Nostalgie und emotionale Resonanz
Feiertage rufen starke emotionale Reaktionen hervor. Wenn Sie Ihre Benachrichtigungen zeitlich auf sentimentale Momente abstimmen – wie Wochenendvormittage oder familienorientierte Stunden –, können Ihre Nachrichten persönlicher und bedeutungsvoller wirken. Ein Kulturmagazin könnte beispielsweise einen Artikel über Feiertagstraditionen am frühen Abend veröffentlichen, wenn Familien sich entspannen.
Lärm vermeiden
Die Tage vor einem wichtigen Feiertag sind oft mit Marketingbotschaften überladen. Verlage können sich einen Vorteil verschaffen, indem sie Benachrichtigungen zu Zeiten außerhalb der Spitzenzeiten oder an den „Schultertagen“ (dem Tag vor oder nach dem Hauptereignis) versenden, wenn die Konkurrenz geringer und die Leser aufgeschlossener sind.
Lokale Verhaltensmuster verstehen
Der Zeitpunkt variiert je nach Region. Während das Publikum in den USA möglicherweise in den frühen Morgenstunden aktiver ist, sind Leser in Europa oder Lateinamerika möglicherweise eher spät in der Nacht aktiv. Verwenden Sie Analysen und A/B-Tests, um den Zeitpunkt Ihrer Push-Benachrichtigungen an die geografischen Leistungstrends anzupassen.

Strategische Zeitfenster für Push-Benachrichtigungen zu Feiertagen
- Vor den Feiertagen (5–7 Tage vorher): Versenden Sie informative oder inspirierende Inhalte. Beispiel: „Die 5 wichtigsten Geschichten zum Jahresende, die Sie nicht verpassen sollten.“
- Während der Feiertage: Halten Sie es leicht, emotional oder interaktiv. Beispiel: „🎄 Frohe Weihnachten! Sehen Sie, wie die Welt heute feiert.“
- Nach den Feiertagen (1–2 Tage danach): Teilen Sie eine Zusammenfassung oder Ihre Eindrücke. Beispiel: „Haben Sie es verpasst? Die meistgelesenen Geschichten der Feiertage.“
Durch strategisches Timing dieser Push-Benachrichtigungen lässt sich das Engagement auch nach dem Ende der Festtage aufrechterhalten.

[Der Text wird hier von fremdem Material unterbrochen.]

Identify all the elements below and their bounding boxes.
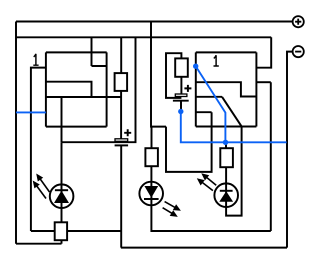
wire pin1 of U1 <box>31 68 46 231</box>
U1 inner step <box>46 82 92 97</box>
wire R3 top lead <box>151 127 153 149</box>
U2 inner z-step <box>196 82 257 96</box>
blue wire diagonal from U2 <box>196 66 226 142</box>
wire R1 bottom to C2 top <box>120 91 122 140</box>
wire R4 bottom lead <box>61 240 63 244</box>
wire rail2 down to LED1 top <box>62 37 136 222</box>
wire R2 bottom to C1 top <box>180 77 182 95</box>
wire rail2 to U1 top <box>91 37 93 52</box>
U2 top edge <box>196 51 257 53</box>
wire rail2 corner to U2 notch <box>256 37 271 67</box>
op-amp U3 box outline (middle) <box>166 112 212 172</box>
wire U1 pin column to LED1 <box>61 97 63 142</box>
op-amp U2 box outline <box>196 52 257 126</box>
C1 top plate <box>175 94 187 97</box>
wire node A horizontal behind R4 <box>31 230 121 232</box>
wire left frame <box>15 22 17 244</box>
wire rail1 down to middle box <box>151 22 166 127</box>
resistor R4 <box>55 222 67 240</box>
blue wire C1 bottom to right rail <box>181 112 287 143</box>
U2 left edge <box>195 52 197 126</box>
C2 top plate <box>115 139 128 142</box>
LED D1 <box>33 174 74 209</box>
wire R5 top lead <box>225 142 227 148</box>
C1 bottom plate <box>173 100 189 102</box>
wire LED3 bottom to U2 corner riser <box>226 127 242 216</box>
op-amp U1 box outline <box>46 52 121 142</box>
resistor R2 <box>175 58 188 76</box>
wire right side riser x271 <box>270 82 272 231</box>
wire positive rail <box>16 21 293 23</box>
U1 lower shelf to R1 lead <box>46 96 121 98</box>
capacitor C2 <box>115 129 132 145</box>
wire C1 bottom lead <box>180 100 182 111</box>
LED D2 <box>139 182 181 217</box>
U1 notch rectangle <box>92 52 107 66</box>
LED D3 <box>197 173 238 207</box>
blue node dot 3 <box>223 140 228 145</box>
blue node dot 1 <box>193 63 198 68</box>
wire minus terminal hook <box>287 52 293 248</box>
blue node dot 2 <box>178 109 183 114</box>
blue wire left <box>16 111 46 113</box>
resistor R5 <box>220 148 233 167</box>
U1 right edge <box>106 52 108 126</box>
wire R3 to LED2 to bottom <box>151 166 270 231</box>
wire bottom left <box>16 243 62 245</box>
wire C2 bottom lead down <box>120 145 122 248</box>
U1 left edge <box>45 52 47 126</box>
U2 diagonal edge <box>222 97 242 127</box>
U2 right edge <box>255 52 257 126</box>
U2 inner shelf <box>196 96 222 98</box>
label 1 of U1 <box>33 54 38 65</box>
label 1 of U2 <box>214 55 219 66</box>
capacitor C1 <box>173 85 192 101</box>
U2 bottom edge <box>196 126 257 128</box>
U1 bottom edge <box>46 126 107 128</box>
resistor R1 <box>115 73 128 91</box>
C1 polarity plus <box>184 85 191 92</box>
C2 bottom plate <box>115 144 129 146</box>
U2 pin square top <box>196 111 212 113</box>
terminal negative <box>293 46 304 57</box>
C2 polarity plus <box>124 129 131 136</box>
wire bottom right <box>121 247 287 249</box>
wire R1 top lead <box>120 37 122 73</box>
wire second rail <box>16 36 271 38</box>
resistor R3 <box>145 148 158 166</box>
terminal positive <box>293 16 304 27</box>
wire C-shape R2 to C1 <box>166 53 181 98</box>
U1 top edge <box>46 51 107 53</box>
wire U2 right edge stub <box>256 81 270 83</box>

Daten zur Optimierung des Urlaubszeitpunkts nutzen
Jedes Publikum verhält sich anders, weshalb Tests und Analysen von entscheidender Bedeutung sind. Untersuchen Sie die Öffnungsraten und Klickraten früherer Weihnachtskampagnen, um die optimalen Versandzeiträume zu ermitteln. Experimentieren Sie mit verschiedenen Zeiten, Tönen und Tagen, um herauszufinden, was am besten ankommt. Kleine Erkenntnisse – wie beispielsweise ein höheres Engagement am Abend des 24. Dezembers im Vergleich zum Morgen – können einen enormen Einfluss auf Ihre Ergebnisse haben.

Ausgewogenheit zwischen Häufigkeit und Relevanz
Während der Feiertage ist Qualität wichtiger als Quantität. Konzentrieren Sie sich auf weniger, aber wirkungsvolle Push-Benachrichtigungen mit hohem emotionalen Wert, anstatt mehrere allgemeine Benachrichtigungen zu versenden. Denken Sie daran: Nutzer reagieren toleranter auf Werbe-Push-Benachrichtigungen, wenn diese zeitgemäß, nützlich oder erfreulich sind.
Schlussfolgerung
Um die Psychologie des Timings zu beherrschen, reicht es nicht aus, einfach einen Zeitpunkt auf der Uhr auszuwählen – man muss auch die Stimmungen und Momente der Leser verstehen. Feiertage bieten eine unglaubliche Gelegenheit, mit dem Publikum in Kontakt zu treten, wenn es am offensten für aussagekräftige Inhalte ist. Verlage, die diese emotionalen und verhaltensbezogenen Signale nutzen, können das Engagement steigern, den Traffic erhöhen und die Loyalität der Leser während jeder Festzeit stärken.